The release date for the English version of 'Escape' by
Carolyn Jessop is Oct 2007. If you enjoy this novel, it is available for buy as a paperback from Barnes & Noble or Indigo, as an ebook on the Amazon Kindle store, or as an audiobook on Audible.
the gripping first-person narrative of a woman's valiant escape to freedom with her eight children, and life inside a very conservative American religious group.
Carolyn Jessop was forced into an arranged marriage at the age of eighteen, with a man who was thirty-two years older than her. By now Merril Jessop had three wives. However, Carolyn's upbringing in the Fundamentalist Church of Jesus Christ of Latter-Day Saints (FLDS), an extreme branch of the Mormon Church that had established itself in tiny towns along the Arizona–Utah border, meant that planned multiple marriages were an essential part of her background. In the fifteen years that followed, Carolyn gave birth to eight children while enduring psychological torture at the hands of her husband and the wary gaze of his other wives, who were engaged in a never-ending struggle for dominance.
Carolyn's husband's whims controlled every decision she made. He chose her residence and the upbringing of her children. He had financial control over her teaching salary. He decided when they had sex, and Carolyn could only—and risked—refuse. For in the FLDS, a wife's standing in the household was based on how well she and her kids obeyed their husband. Carolyn had been unhappy for years and longed to escape, but she was aware that her children would be taken away from her if she attempted to do so and was discovered. There has never been a lady in the nation who managed to leave the FLDS and also free her children. But in 2003, Carolyn and her eight kids left their house because they preferred freedom over terror. She just had $20 on her.

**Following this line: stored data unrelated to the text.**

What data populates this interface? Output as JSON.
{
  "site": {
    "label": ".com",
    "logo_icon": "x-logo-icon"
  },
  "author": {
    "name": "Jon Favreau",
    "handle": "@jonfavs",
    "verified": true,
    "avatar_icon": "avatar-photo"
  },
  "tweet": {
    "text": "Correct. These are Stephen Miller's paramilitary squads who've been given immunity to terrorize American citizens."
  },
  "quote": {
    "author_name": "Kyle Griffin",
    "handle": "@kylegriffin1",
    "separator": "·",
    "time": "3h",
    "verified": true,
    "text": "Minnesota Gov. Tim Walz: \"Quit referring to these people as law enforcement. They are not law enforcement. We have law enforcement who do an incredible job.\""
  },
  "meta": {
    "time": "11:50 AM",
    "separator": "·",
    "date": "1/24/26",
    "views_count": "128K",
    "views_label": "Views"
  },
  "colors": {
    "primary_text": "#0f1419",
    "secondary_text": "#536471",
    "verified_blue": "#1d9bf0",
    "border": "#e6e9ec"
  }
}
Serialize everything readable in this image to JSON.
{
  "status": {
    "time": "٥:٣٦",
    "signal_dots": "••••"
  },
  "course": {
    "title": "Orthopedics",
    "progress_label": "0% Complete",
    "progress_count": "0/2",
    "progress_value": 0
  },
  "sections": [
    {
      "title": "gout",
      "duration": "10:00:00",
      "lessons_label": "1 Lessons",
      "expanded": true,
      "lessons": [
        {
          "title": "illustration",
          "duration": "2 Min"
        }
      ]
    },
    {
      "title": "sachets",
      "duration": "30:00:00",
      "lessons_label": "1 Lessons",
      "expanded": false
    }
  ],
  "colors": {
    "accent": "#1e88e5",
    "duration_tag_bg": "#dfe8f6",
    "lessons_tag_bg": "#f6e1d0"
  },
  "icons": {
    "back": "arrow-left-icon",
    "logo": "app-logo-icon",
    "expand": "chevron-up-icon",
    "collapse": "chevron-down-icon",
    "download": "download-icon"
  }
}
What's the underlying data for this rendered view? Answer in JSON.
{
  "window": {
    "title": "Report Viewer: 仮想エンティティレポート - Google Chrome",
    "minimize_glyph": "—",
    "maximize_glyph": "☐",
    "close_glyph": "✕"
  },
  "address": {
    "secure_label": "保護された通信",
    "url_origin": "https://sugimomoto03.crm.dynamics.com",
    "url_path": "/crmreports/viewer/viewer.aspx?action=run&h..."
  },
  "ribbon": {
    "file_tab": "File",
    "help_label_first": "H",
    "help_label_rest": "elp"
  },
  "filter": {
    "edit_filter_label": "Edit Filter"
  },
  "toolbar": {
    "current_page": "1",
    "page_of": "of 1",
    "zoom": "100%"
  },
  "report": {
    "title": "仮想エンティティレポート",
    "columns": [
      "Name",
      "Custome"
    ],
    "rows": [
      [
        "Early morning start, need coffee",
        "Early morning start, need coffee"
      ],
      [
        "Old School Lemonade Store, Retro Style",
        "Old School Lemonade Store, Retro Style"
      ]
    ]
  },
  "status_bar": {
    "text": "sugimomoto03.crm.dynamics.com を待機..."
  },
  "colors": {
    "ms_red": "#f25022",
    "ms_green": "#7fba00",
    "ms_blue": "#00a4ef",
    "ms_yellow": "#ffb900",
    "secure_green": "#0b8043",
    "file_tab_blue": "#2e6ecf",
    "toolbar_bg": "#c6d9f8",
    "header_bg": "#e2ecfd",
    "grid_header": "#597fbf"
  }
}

Escape reveals a society that is akin to a prison camp, established by religious extremists who, in the name of God, brainwash youngsters in schools operated by churches, deny their followers the freedom to make their own decisions, and require women to submit to males in every way. In light of this, Carolyn Jessop's flight acquires an amazing, motivating force. Not only did she successfully flee a violent setting, but in a contentious lawsuit involving the FLDS, she was given complete custody of her children for the first time ever. Additionally, in 2006, her complaints on church abuses to the Utah attorney general played a significant role in the case that resulted in the arrest of their infamous leader, Warren Jeffs.